When you use the copyright work of another person in most cases you will have to ask for their permission. Permission can be in the form of either an agreement or a licence. There are in some cases exceptions to this.
You can think of a magazine or TV programme or any finished work like an onion, made up of several layers of copyright coming together to make the final product. In the example of an album the performer, the songwriter, the record label and the artist who created the front cover may all have rights in the final product.
It's worth bearing in mind that even though there may be several layers, the same person can own the copyright in each one of them. If someone has asked for permission to use your work, find out more in My Copyright.
The starting point in seeking permission is to understand whether the work is created and owned by one person or if many people have come together to create it. While in some cases there will only be one layer of copyright - for example an original drawing or draft of a book - in many cases there are several layers to consider.
Works protected by copyright
Examples of the different works protected by copyright are:
- Literary works such as books, blogs, articles, poems
- Underlying Musical score, composition, lyrics
- Commercial music
- Film footage
Performers, like actors and dancers are protected by performers rights.
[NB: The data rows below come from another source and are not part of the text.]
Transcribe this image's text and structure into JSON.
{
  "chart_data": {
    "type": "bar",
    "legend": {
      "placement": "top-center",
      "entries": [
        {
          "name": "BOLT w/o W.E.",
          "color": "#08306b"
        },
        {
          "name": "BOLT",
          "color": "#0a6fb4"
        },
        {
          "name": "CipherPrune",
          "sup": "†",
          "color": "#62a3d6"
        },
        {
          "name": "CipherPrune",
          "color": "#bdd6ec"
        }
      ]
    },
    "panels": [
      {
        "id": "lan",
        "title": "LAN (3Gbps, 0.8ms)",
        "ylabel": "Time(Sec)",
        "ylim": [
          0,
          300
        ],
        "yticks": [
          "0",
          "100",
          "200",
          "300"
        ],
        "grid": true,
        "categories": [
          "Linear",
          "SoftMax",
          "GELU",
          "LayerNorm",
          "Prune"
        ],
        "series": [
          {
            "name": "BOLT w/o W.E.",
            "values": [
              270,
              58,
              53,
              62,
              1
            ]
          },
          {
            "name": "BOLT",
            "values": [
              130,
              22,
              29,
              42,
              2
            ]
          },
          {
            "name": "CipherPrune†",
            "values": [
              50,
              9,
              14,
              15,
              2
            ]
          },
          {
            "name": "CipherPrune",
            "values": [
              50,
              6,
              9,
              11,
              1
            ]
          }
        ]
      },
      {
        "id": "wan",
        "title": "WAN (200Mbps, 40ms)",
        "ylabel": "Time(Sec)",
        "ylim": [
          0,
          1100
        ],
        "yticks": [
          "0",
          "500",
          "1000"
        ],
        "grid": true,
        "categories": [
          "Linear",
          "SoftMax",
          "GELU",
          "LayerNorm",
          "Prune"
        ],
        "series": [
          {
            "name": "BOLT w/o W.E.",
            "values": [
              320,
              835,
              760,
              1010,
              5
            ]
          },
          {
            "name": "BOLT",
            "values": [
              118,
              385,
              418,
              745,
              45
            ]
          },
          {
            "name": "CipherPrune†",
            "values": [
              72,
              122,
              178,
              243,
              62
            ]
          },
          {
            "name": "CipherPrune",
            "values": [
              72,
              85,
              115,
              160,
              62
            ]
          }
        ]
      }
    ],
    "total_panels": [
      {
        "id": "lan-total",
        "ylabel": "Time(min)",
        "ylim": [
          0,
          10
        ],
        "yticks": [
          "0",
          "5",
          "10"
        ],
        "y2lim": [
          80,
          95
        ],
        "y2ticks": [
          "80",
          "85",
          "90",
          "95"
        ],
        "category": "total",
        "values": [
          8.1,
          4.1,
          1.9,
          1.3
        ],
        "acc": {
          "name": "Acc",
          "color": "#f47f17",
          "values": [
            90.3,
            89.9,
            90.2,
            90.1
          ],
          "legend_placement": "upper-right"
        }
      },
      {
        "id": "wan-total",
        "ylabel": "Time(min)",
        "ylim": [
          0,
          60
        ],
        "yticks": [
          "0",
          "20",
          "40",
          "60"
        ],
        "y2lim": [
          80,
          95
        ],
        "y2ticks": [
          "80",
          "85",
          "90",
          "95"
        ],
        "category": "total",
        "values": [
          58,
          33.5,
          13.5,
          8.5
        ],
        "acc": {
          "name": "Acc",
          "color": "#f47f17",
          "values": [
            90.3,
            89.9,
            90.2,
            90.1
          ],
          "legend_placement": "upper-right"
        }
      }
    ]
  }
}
For a fuller list click on Related Links or visit the Intellectual Property Office (IPO).
What questions do I need to ask?
Looking at the example of a TV programme, you can ask yourself the following questions:
Who made it?
Which company owns/has made the programme? Do they own all rights within the programmes or do other people who have contributed to it still have rights in the programme?
Who took part in it?
It’s helpful to break these down into different types, as they are treated differently in a copyright context:
- Performers – Who features in the programme? People like presenters, actors, dancers, interviewees etc.
- Musicians – Has the music been commercially released on CD or for download? Is the music from a live performance or event? Is it classical? For more information on copyright in music visit PRS for Music.
- Writers – Who is the writer of the script or the literary content, including quotes and text extracts? Do the publishers of that work have any rights?
- Photographers – Who owns the photographs featured on screen?
- Clips from other programmes/films – Who owns or licenses these rights?